2011 yılında iç savaşın baş gösterdiği Suriye, sonraki yıllarda birçok devletin hesaplaştığı bir alan haline geldi.
Ülke içinde örgütlenerek savaşa dahil olan silahlı güçlerin sayısına ve bu silahlı güçleri destekleyen devletlere bakıldığında Suriye savaşı adeta başı, sonu, ortası belli olmayan bir labirent haline dönüştü.
Böyle bir ortamda bugün Türkiye ve diğer ülkelere sığınmak zorunda kalan milyonlarca Suriyeli ne yapabilirdi? Eline silah alıp hangi örgüte ya da hangi devlete karşı savaşabilirlerdi? Kimlerle nasıl ittifak kurabilirlerdi?
Suriye savaşının, her gün yeni bir vahşetin yaşandığı ve tarihte benzeri az görünen insanlık dışı eylemlerin sıklıkla yaşandığı bir savaş olduğu unutuluyor.
Başından beri Suriyelileri istemeyen Türkiyeli yurttaşlar, ekonomik sorunların daha da görünür hale gelip, vatandaşın cebine yansımasıyla faturanın bir kısmını da Suriyelilere kesiyor.
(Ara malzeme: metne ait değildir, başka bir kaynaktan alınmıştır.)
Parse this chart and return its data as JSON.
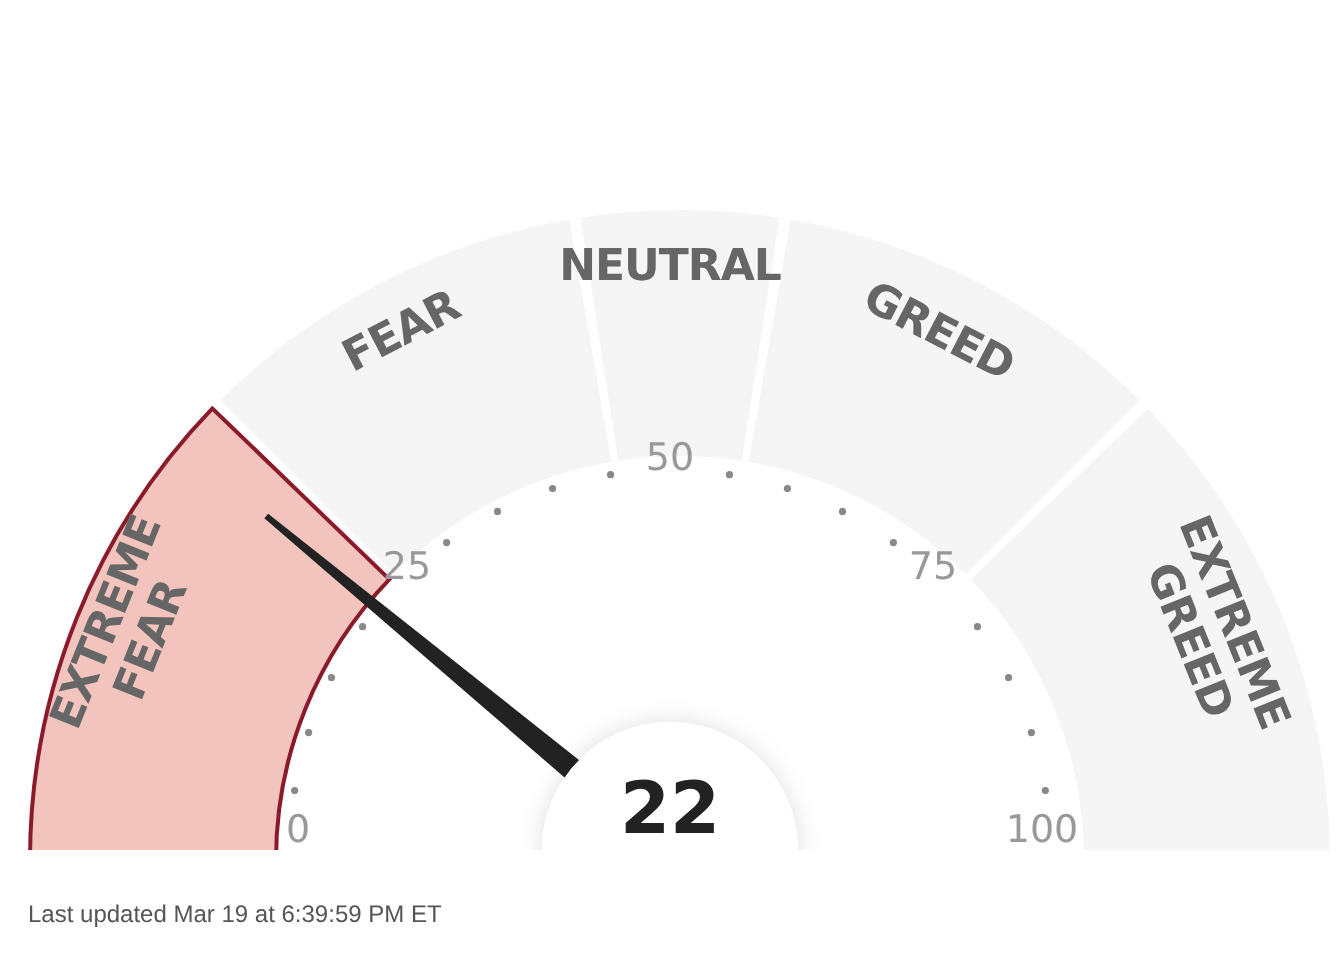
{
  "chart_data": {
    "type": "donut",
    "categories": [
      "EXTREME FEAR",
      "FEAR",
      "NEUTRAL",
      "GREED",
      "EXTREME GREED"
    ],
    "values": [
      25,
      20,
      10,
      20,
      25
    ],
    "colors": [
      "#f2c4bd",
      "#f5f5f5",
      "#f5f5f5",
      "#f5f5f5",
      "#f5f5f5"
    ],
    "needle": "EXTREME FEAR",
    "annotations": [
      "22",
      "0",
      "25",
      "50",
      "75",
      "100",
      "Last updated Mar 19 at 6:39:59 PM ET"
    ]
  }
}
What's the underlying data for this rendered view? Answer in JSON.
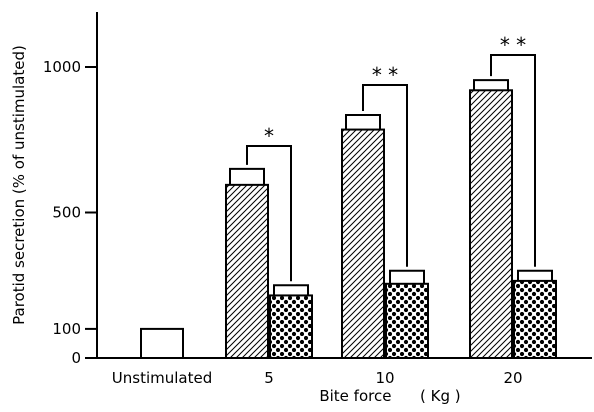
{
  "chart_data": {
    "type": "bar",
    "title": "",
    "xlabel": "Bite force      ( Kg )",
    "ylabel": "Parotid secretion (% of unstimulated)",
    "ylim": [
      0,
      1000
    ],
    "yticks": [
      0,
      100,
      500,
      1000
    ],
    "grid": false,
    "legend": "none",
    "categories": [
      "Unstimulated",
      "5",
      "10",
      "20"
    ],
    "series": [
      {
        "pattern": "white",
        "values": [
          100,
          null,
          null,
          null
        ],
        "errors": [
          0,
          null,
          null,
          null
        ]
      },
      {
        "pattern": "diagonal-hatch",
        "values": [
          null,
          595,
          785,
          920
        ],
        "errors": [
          null,
          55,
          50,
          35
        ]
      },
      {
        "pattern": "dots",
        "values": [
          null,
          215,
          255,
          265
        ],
        "errors": [
          null,
          35,
          45,
          35
        ]
      }
    ],
    "annotations": [
      {
        "category": "5",
        "text": "*"
      },
      {
        "category": "10",
        "text": "* *"
      },
      {
        "category": "20",
        "text": "* *"
      }
    ],
    "colors": {
      "ink": "#000000",
      "fill": "#ffffff"
    }
  }
}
Böylece Suriyelilere yönelik nefret söylemi bir aşama daha arttı. Fakat şöyle bir gerçek var ki Suriyelilerin gelmesiyle başlamayan ekonomik sorunlar, Suriyelilerin gitmseyle de çözülemeyecek.
Bu gerçeği yurttaşların yanı sıra daha çok medyanın görmesi gerekiyor. Çünkü sokağa bakıldığında yaşananların büyük bir bölümünün medyada kullanılan nefret dilinin, özensiz ve dikkatsizce yapılan haberciliğin yansıması olduğu görülüyor.
Ana akım ve yerel medyada kavga, hırsızlık, cinsel istismar gibi olaylar haberleştirilirken, şüphelinin Suriyeli kimliğine vurgu yapılıyor. Medyamız, Suriyeli kısmını neredeyse altı çizili olarak vurgulayacak. Kullanılan bu dil toplumda daha çok nefret söylemi yaratıyor. Ekonomide olduğu gibi bu tarz asayiş olayları da resmi verilere bakıldığında ne Suriyelilerin gelmesiyle artış gösterdi ne de Suriyelilerin gitmesiyle azalacak.
Devleti yönetenlerin nasıl bir politika izleyeceğini bilmiyorum ama Suriye’de kalıcı bir çözüme gidildiğinde zaten Suriyelilerin büyük bir bölümü gidecek. Belki de boğuştuğumuz sorunların sadece Suriyelilerle ilgili olmadığı o zaman anlaşılacak.
Gerek ekonomideki sorunların baş göstermesi gerekse de toplumun huzurunu bozan asayiş olaylarının artmasının altında yatan asıl nedenler iyi araştırılıp kalıcı çözümler bulunursa üstesinden gelinir.